Passion

Passion --

Years ago at a meeting with a London film executive we got to talking about passion projects, those worthy and obscure ideas that obsess their creators but are rarely realised. If I’ve learned nothing else in this business it’s to make sure you’re in love with your ideas because you’ll live with them for longer than you think. Only now do I see that through all its ups, downs, standing stills and false starts “Voyageuse” resists all attempts to be commercial.

Not for the want of trying. A year after Erica’s death in 2004, I wrote a short story called “The Snagging List”. The premise: her battle to reclaim her house from a firm of builders who had installed themselves in her Regent Terrace home and three years later showed no signs of completing the job – an irony not lost on me. Based on a true episode, it felt too slight, too pat and generic, the kind of tale that would sit comfortably on Radio 4’s daytime schedules, appealing to their target demographic – older women.

Plainly I needed to learn more about my subject. More important, I needed to know more about my motive for telling her story.

In 2006 I wrote a spec screenplay titled “Erica”. In my attempt to appeal to the market – a fool’s errand – I committed the worst sins of screenwriting. Dwelling on plot rather than character, I turned Erica into a Central Casting cipher – a bookish, lonely old cat lady who takes in a recalcitrant lodger who – predictably – turns her life around. While this version brushed, indeed, airbrushed the truth – Erica often took in lodgers, typically foreign students – the script had too many false notes. Events could never unfold with the requisite hilarious consequences.

Again I had started from the wrong place. Conventional wasn’t the way to go if I really wanted to tell the truth. I simply couldn’t escape the fact of Erica’s chronic depression and her 30-plus year drug habit – an unattractive prospect to potential funders. By reducing such a complex character to one dimension I had betrayed Erica, the cardinal sin of any bio-pic.

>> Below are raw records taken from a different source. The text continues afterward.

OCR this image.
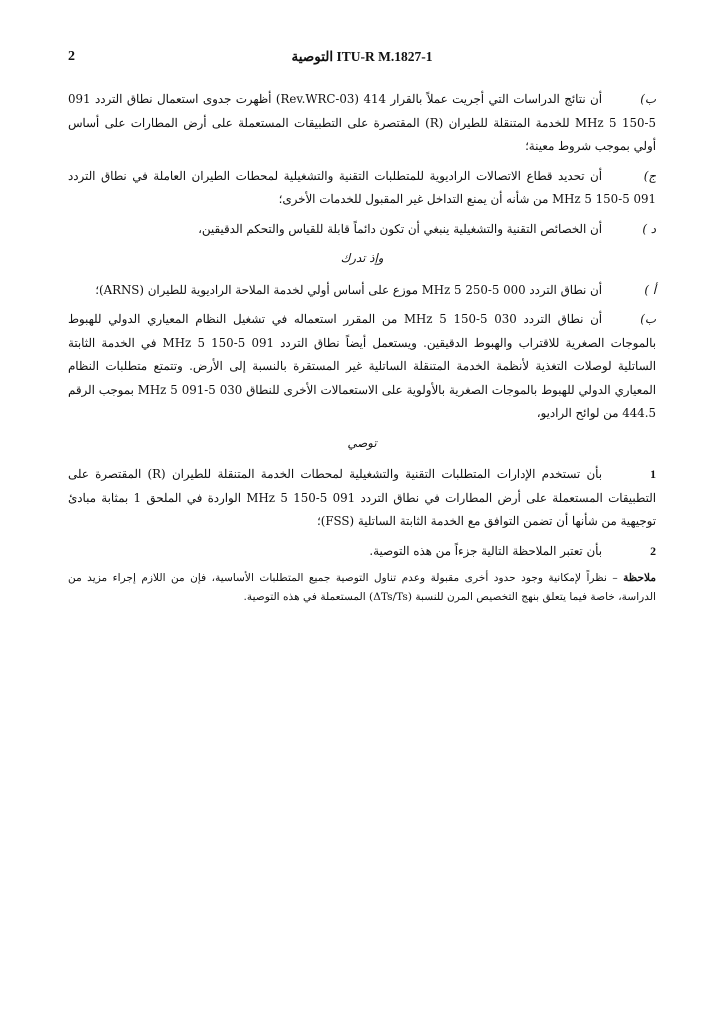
2	ITU-R M.1827-1 التوصية

ب)أن نتائج الدراسات التي أجريت عملاً بالقرار 414 (Rev.WRC-03) أظهرت جدوى استعمال نطاق التردد 091 5-150 5 MHz للخدمة المتنقلة للطيران (R) المقتصرة على التطبيقات المستعملة على أرض المطارات على أساس أولي بموجب شروط معينة؛

ج)أن تحديد قطاع الاتصالات الراديوية للمتطلبات التقنية والتشغيلية لمحطات الطيران العاملة في نطاق التردد 091 5-150 5 MHz من شأنه أن يمنع التداخل غير المقبول للخدمات الأخرى؛

د )أن الخصائص التقنية والتشغيلية ينبغي أن تكون دائماً قابلة للقياس والتحكم الدقيقين،

وإذ تدرك

أ )أن نطاق التردد 000 5-250 5 MHz موزع على أساس أولي لخدمة الملاحة الراديوية للطيران (ARNS)؛

ب)أن نطاق التردد 030 5-150 5 MHz من المقرر استعماله في تشغيل النظام المعياري الدولي للهبوط بالموجات الصغرية للاقتراب والهبوط الدقيقين. ويستعمل أيضاً نطاق التردد 091 5-150 5 MHz في الخدمة الثابتة الساتلية لوصلات التغذية لأنظمة الخدمة المتنقلة الساتلية غير المستقرة بالنسبة إلى الأرض. وتتمتع متطلبات النظام المعياري الدولي للهبوط بالموجات الصغرية بالأولوية على الاستعمالات الأخرى للنطاق 030 5-091 5 MHz بموجب الرقم 444.5 من لوائح الراديو،

توصي

1بأن تستخدم الإدارات المتطلبات التقنية والتشغيلية لمحطات الخدمة المتنقلة للطيران (R) المقتصرة على التطبيقات المستعملة على أرض المطارات في نطاق التردد 091 5-150 5 MHz الواردة في الملحق 1 بمثابة مبادئ توجيهية من شأنها أن تضمن التوافق مع الخدمة الثابتة الساتلية (FSS)؛

2بأن تعتبر الملاحظة التالية جزءاً من هذه التوصية.

ملاحظة – نظراً لإمكانية وجود حدود أخرى مقبولة وعدم تناول التوصية جميع المتطلبات الأساسية، فإن من اللازم إجراء مزيد من الدراسة، خاصة فيما يتعلق بنهج التخصيص المرن للنسبة (ΔTs/Ts) المستعملة في هذه التوصية.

In 2007 “The Devil’s Plantation” diverted my attention for the next three years. One of its aims was to experiment with narrative forms. On reflection, the project’s funder – the Scottish Arts Council – did me a favour by denying me the chance to make a conventional film. The resulting website
www.elementalfilms.eu/devilsplantation was based on two real-life characters and by coming at their stories in an oblique way – I inserted 66 short ‘films’ into the site – taught me a lesson on different modes of storytelling.

Curiously, when I compiled these shorts into a feature-length film at the beginning of 2013 – even removing several ‘chapters’ – it not only seemed to make sense to the viewer who, judging by the feedback, experienced an emotional and psychological connection I hadn’t anticipated.

In spring 2010 I revisited “Erica” by which time I had a better title: “Voyageuse” – the word leapt out from a bound volume of “Women’s Life”, a compendia of women’s magazines from the 1880s I found among Erica’s belongings. I liked the title immediately – a female traveller – knowing she had travelled widely prior to her marriage in 1960 and knowing too that in the space of a decade her life would be totally transformed.

This new draft retained the lodger while focusing on the testy relationship between Erica and her mother, Vera. It focused too on her dealings with her therapist whom she had consulted since the 1970s. In the back of my mind was the Bette Davis film, “Now, Voyager” (1942) a wartime ‘women’s’ picture premised on a clash between a society matriarch and her plain-Jane spinster daughter, the latter redeemed by the intervention of a psychiatrist/love interest that tested the morals of its time. Melodramatic to the point of hysteria, it’s the kind of film Hollywood does best but is rarely made today.

However the Hollywood of 1942 isn’t Glasgow in 2014. When making “The Devil’s Plantation” I relearned ways of storytelling for the screen on a miniscule sum and by trading a workable budget for creative freedom – i.e. by thinking, as opposed to spending my way out of problems – and concluded it wasn’t such a bad bargain.

At the end of 2013 I resolved to give the project one last go. I re-read every diary entry, every letter, and every scrap of paper retrieved from Erica’s house. I scrutinised her photo albums, family films and her cherished ephemera: school jotters, concert programmes, postcards, travel guides, restaurant menus, even her impenetrable doctoral thesis written while at Somerville College, Oxford in the mid-1950s. Buried in these items, I knew, was the story of a woman’s life worth telling – in other words, a passion project. Recently I completed a new version of the script, one that lends itself to a micro-budget model but as I said after making my first feature 15 years ago, it’s not what it costs, it’s what it’s worth that matters – and it’s not always about the money.

The photograph is of cherry blossom and was taken by Vera Eisner. Date unknown.